The government has appointed a commission to investigate what happened here in Higüey, 90 miles east of Santo Domingo, the latest in a series of deadly fires and riots to strike Latin American jails.
Human rights workers here and abroad say prison overcrowding in the Dominican Republic is among the worst in the hemisphere.
The prison in Higüey was built in 1960 to house 80 inmates, but contained at least 426 on the morning of the fire, the authorities said.
The cell that burned held more than 150 inmates, although it was built for no more than 40.
The overcrowding was clear on Tuesday in the remaining two cells. In one, inmates were jammed against windows and doors, their belongings stuffed into every nook and cranny.
A prisoner seated on the floor pressed against a cell door amid a tangle of legs cried out that he could barely breathe. He said he had a lung illness that had not been treated.
Government officials said guards had reacted as quickly as they could to the conflagration.
The fire took hold so swiftly that even though there is a fire station just around the corner from the jail, little could be done.
"The fire burned everything very fast in a matter of seconds or minutes," said Pedro Rojas Morillo, the governor of La Altagracia Province here. "There was no hope."

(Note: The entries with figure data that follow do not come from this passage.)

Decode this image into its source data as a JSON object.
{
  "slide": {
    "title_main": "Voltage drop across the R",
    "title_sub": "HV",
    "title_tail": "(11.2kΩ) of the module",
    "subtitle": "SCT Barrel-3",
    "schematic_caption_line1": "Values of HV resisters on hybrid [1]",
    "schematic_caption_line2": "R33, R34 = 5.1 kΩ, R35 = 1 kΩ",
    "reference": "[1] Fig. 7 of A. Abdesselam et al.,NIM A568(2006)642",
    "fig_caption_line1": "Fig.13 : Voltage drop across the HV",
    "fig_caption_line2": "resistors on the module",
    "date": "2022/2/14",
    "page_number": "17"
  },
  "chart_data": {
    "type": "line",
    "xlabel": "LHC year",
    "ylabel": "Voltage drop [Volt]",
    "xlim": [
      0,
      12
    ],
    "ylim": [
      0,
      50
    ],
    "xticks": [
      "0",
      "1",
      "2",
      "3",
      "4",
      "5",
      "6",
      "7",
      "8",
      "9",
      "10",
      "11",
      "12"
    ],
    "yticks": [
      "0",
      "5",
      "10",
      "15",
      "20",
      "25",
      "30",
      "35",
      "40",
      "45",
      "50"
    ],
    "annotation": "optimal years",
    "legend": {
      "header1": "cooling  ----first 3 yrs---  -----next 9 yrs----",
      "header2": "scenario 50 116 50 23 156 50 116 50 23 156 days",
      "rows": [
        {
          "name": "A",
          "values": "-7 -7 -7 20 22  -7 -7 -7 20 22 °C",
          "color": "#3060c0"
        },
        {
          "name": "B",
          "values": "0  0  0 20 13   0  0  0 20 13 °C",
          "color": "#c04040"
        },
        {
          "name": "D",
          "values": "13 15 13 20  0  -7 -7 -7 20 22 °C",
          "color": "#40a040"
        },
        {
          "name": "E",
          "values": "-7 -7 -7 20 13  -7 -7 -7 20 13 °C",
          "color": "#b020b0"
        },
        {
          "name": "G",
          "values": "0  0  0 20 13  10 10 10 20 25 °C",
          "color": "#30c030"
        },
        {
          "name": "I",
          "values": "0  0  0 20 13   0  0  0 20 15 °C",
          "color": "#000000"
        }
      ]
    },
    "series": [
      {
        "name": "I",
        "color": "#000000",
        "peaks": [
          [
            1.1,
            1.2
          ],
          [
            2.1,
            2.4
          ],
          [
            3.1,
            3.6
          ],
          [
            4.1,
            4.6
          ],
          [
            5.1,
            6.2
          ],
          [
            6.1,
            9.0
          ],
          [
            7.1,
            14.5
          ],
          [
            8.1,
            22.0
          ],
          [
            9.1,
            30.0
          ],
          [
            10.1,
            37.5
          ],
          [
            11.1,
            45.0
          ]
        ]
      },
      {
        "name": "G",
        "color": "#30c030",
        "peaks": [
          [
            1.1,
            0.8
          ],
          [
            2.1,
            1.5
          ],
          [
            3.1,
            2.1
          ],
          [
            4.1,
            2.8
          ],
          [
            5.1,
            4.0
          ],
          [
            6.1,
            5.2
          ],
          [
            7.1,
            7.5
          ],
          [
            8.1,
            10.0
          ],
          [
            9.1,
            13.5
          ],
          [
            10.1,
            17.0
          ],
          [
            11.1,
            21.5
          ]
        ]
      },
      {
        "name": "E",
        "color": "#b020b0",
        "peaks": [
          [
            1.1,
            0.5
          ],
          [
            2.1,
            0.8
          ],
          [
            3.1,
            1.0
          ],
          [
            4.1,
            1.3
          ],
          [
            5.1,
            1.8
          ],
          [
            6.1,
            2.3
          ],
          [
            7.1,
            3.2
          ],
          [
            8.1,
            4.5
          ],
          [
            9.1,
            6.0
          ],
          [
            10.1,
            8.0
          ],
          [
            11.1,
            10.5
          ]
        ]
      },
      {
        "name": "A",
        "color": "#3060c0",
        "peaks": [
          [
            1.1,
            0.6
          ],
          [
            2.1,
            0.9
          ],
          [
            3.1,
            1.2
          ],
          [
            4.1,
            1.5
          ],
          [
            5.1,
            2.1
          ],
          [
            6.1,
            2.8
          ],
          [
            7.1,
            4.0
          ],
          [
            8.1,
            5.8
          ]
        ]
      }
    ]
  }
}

A police sergeant who said he had opened the door to the cell said the difficulty getting to the inmates stemmed more from the smoke and flames than from what the authorities suspect was debris jammed into the lock. "Can you imagine how hard it was?" he said, describing his attempt to free the padlock as inmates inside begged for help.
Mr. Morillo, the governor, toured the prison on Tuesday but declined to give more details on what investigators had uncovered.
"This is what the investigation will uncover, what exactly happened," he said.
One focus of the inquiry is likely to be how the prisoners obtained one gun, and possibly two.